To form the correct circuitry in the developing nervous system, billions of nerve cells must send their axons (individual nerve fibers) over long distances to find their specific target cells. How these axons find their targest is one of the fundamental questions of developmental neuroscience. When many axons take similar pathways and form a nerve bundle or axon tract, individual axons are often highly organized within the larger tract. How such sorting within axon tracts is achieved is a basic question of axon guidance that has been studied very little.
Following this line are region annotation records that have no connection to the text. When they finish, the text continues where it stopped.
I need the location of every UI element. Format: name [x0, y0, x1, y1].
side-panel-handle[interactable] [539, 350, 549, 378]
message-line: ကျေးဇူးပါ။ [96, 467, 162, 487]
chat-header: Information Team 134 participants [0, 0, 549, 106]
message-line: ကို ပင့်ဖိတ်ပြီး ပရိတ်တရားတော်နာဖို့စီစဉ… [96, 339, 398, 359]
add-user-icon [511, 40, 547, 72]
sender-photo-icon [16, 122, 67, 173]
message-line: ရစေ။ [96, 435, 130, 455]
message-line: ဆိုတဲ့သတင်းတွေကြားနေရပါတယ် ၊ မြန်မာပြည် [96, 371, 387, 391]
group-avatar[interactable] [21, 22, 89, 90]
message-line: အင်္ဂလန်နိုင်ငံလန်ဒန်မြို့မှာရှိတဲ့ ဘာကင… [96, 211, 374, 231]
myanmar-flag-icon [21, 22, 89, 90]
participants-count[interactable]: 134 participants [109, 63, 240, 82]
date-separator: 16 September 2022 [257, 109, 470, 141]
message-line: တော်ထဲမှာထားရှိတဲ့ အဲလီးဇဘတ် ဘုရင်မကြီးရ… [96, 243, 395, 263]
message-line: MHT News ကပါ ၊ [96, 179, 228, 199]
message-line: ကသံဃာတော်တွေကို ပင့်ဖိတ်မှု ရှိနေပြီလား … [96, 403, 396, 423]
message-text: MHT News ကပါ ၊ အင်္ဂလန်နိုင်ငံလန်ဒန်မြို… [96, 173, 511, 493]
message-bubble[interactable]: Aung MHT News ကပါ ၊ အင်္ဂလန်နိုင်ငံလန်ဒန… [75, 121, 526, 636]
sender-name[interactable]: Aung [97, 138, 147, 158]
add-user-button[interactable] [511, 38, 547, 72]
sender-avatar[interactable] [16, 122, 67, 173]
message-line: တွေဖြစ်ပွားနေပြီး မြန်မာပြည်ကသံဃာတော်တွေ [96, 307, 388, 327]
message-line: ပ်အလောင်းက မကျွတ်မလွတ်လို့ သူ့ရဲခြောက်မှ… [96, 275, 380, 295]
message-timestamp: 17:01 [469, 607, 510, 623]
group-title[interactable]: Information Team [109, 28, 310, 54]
In the visual system, retinal axons exit the eye and form the optic nerve, where they are organized in a very precise array according to their point of origin. Shortly after passing through the optic chiasm, these retinal axons reorganize in a characteristic way, so that they are sorted out according to a different order as they grow through the optic tract on their way to visual centers in the brain. This sorting of retinal axons in the optic tract allow the proper formation of normal visual connections, and is therefore critical for normal vision.
This project will study the mechanisms of axon sorting in the visual system of the zebrafish, Danio rerio. The zebrafish visual system has many fundamental similarities (both genetic and anatomical) to humans and other vertebrates, and so the principles discovered here are likely to have wide applicability. In a particular zebrafish mutant strain, called boxer, a subset of the retinal axons fail to reorganize normally within the optic tract. Thus, normal function of the boxer gene is critical for normal development of the visual system. The proposed experiments will analyze whether boxer function is required in the eye or in the brain, and will clone boxer to determine which mutated gene is responsible for the visual system defect. These experiments will shed light on a critical aspect of how the brain is properly wired during development.